Stark and Bridger parks provide a charming and restful centrepiece to Eltham’s historic retail precinct.

The younger of the two, Stark Park, commemorates local icon Jack Stark and is built on the site of a grocery business established by Jack in 1945. The store was demolished after a fire and the site served as a car park for many years, though a remnant of the original building remains to form Stark Park’s northern wall.

Opened in December 2005, nine months before Jack’s death, Stark Park was the first project by landscape architect Alice Cullen. The design inspiration was Eltham as 'the town of firsts' and the park’s grassed area is in the shape of an eye, representing the eye of the firsts. The park also features several distinctive mosaics.

Bridger Park, named after Ira Bridger, Eltham Mayor from 1923 to 1938, is a pleasant valley park that straddles the Manawharawhara Stream. Originally a wasteland of blackberry and tangled willows, it was transformed into an attractive park as a project devised by Mr Bridger to provide work for the unemployed during the depression. With predominantly native planting, the park is especially attractive when the kowhai are in bloom in early spring.

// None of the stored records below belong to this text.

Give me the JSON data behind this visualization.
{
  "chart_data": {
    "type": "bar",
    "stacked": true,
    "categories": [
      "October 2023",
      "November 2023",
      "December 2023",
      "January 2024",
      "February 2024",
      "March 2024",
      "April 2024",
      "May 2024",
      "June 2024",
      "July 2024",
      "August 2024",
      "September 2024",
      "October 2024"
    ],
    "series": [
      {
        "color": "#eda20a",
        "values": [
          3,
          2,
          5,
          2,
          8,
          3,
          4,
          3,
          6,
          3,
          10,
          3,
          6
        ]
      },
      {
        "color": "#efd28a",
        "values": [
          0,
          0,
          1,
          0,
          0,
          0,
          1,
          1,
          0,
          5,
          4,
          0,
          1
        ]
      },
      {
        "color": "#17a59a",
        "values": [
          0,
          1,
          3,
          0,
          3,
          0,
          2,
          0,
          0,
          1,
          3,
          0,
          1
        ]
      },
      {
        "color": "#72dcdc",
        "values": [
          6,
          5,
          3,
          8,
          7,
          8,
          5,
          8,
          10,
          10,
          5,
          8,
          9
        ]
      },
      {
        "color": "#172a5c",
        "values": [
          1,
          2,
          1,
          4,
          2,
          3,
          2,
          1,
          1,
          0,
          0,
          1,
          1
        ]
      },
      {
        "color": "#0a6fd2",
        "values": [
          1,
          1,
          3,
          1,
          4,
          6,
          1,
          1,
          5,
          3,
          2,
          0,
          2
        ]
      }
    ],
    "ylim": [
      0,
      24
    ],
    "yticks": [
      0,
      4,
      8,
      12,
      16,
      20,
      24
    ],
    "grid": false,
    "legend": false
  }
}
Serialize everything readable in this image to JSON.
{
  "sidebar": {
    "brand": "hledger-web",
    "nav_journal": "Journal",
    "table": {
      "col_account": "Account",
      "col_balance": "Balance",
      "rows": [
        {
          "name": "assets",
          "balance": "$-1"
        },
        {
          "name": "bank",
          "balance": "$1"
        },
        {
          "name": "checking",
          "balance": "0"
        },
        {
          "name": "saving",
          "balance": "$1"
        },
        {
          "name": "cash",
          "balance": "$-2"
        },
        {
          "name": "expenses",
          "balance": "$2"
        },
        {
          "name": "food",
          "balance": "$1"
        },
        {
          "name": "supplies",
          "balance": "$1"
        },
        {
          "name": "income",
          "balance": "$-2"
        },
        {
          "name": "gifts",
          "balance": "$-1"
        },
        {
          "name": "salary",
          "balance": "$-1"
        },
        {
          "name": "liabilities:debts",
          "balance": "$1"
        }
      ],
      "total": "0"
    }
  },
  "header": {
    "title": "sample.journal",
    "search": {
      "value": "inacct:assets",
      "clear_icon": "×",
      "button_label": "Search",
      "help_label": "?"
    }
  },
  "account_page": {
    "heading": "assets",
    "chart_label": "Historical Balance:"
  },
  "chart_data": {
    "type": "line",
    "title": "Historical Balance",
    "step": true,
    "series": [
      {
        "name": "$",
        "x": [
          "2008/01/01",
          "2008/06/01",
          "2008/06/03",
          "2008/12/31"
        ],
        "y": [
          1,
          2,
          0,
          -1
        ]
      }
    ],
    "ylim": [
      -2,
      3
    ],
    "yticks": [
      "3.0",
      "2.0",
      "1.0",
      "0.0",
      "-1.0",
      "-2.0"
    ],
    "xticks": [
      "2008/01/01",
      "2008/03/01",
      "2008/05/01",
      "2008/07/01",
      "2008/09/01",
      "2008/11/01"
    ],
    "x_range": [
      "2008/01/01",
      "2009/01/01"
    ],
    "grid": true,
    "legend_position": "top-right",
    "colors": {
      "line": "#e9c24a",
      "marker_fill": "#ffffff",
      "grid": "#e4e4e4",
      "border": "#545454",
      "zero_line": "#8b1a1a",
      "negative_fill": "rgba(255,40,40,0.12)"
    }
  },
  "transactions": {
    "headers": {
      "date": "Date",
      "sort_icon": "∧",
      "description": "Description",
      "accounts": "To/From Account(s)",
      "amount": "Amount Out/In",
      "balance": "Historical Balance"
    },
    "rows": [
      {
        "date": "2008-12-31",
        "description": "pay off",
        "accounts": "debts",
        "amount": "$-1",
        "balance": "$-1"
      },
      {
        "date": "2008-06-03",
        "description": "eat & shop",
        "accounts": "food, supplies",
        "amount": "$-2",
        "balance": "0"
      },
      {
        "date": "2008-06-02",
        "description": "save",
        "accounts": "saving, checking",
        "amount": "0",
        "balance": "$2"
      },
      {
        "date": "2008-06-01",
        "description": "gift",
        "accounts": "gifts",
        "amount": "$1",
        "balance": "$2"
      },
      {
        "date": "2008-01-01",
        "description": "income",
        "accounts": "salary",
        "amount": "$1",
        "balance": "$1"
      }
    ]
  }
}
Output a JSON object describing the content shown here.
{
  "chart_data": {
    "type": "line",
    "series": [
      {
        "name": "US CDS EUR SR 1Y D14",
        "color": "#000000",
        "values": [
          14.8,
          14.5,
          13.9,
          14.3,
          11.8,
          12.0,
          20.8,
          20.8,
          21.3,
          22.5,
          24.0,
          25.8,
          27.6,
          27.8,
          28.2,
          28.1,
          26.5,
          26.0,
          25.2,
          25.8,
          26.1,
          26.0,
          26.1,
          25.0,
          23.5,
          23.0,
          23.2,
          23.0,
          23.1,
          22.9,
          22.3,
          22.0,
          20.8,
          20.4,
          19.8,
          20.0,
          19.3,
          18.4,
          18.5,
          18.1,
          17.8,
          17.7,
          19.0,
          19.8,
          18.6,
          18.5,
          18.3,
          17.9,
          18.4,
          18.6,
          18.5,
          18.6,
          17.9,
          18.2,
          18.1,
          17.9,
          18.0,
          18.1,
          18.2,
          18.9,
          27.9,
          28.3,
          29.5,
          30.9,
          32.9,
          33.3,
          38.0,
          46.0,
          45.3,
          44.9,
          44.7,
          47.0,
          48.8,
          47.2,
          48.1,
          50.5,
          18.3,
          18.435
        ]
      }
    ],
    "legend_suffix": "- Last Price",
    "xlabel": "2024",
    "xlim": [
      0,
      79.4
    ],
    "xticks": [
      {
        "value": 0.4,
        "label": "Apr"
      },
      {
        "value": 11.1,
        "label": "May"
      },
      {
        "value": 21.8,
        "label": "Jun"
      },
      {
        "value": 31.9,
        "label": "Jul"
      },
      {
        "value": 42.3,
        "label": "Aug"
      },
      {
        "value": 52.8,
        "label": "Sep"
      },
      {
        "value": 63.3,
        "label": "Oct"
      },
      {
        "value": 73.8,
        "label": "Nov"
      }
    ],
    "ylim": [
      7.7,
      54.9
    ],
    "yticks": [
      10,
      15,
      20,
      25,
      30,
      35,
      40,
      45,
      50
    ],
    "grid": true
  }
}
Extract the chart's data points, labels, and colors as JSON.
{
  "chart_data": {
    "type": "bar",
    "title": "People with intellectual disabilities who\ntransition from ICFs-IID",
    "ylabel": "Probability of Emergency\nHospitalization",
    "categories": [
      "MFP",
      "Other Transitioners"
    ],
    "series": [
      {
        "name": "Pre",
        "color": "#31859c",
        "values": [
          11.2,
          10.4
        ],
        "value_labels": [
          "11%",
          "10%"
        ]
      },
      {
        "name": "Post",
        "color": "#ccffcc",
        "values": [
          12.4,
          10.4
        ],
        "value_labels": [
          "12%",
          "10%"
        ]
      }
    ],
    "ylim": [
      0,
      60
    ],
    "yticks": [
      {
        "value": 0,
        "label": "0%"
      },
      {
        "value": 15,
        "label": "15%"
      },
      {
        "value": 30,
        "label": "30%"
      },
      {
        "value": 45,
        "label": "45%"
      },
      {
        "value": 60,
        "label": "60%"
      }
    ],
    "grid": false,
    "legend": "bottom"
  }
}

A small amphitheatre provides an occasional setting for concerts and other entertainment and the park is a popular picnic venue.

The children’s Toy Wall is a bizarrely beautiful artwork began in 1997 when the late Fay Young, a long term employee of Jack Stark, found a child’s toy car on the ground outside her home. She put the toy on a concrete wall for the child to find, but when the unclaimed toy kept falling off, she cemented it on. After that, other children asked her to add their toys to the wall and even after her death in 2000, the wall’s collection has continued to grow. A photograph of Fay Young is attached to the roof of a dolls’-house-sized church built in the shrubbery behind the wall. Inside is an urn holding her ashes.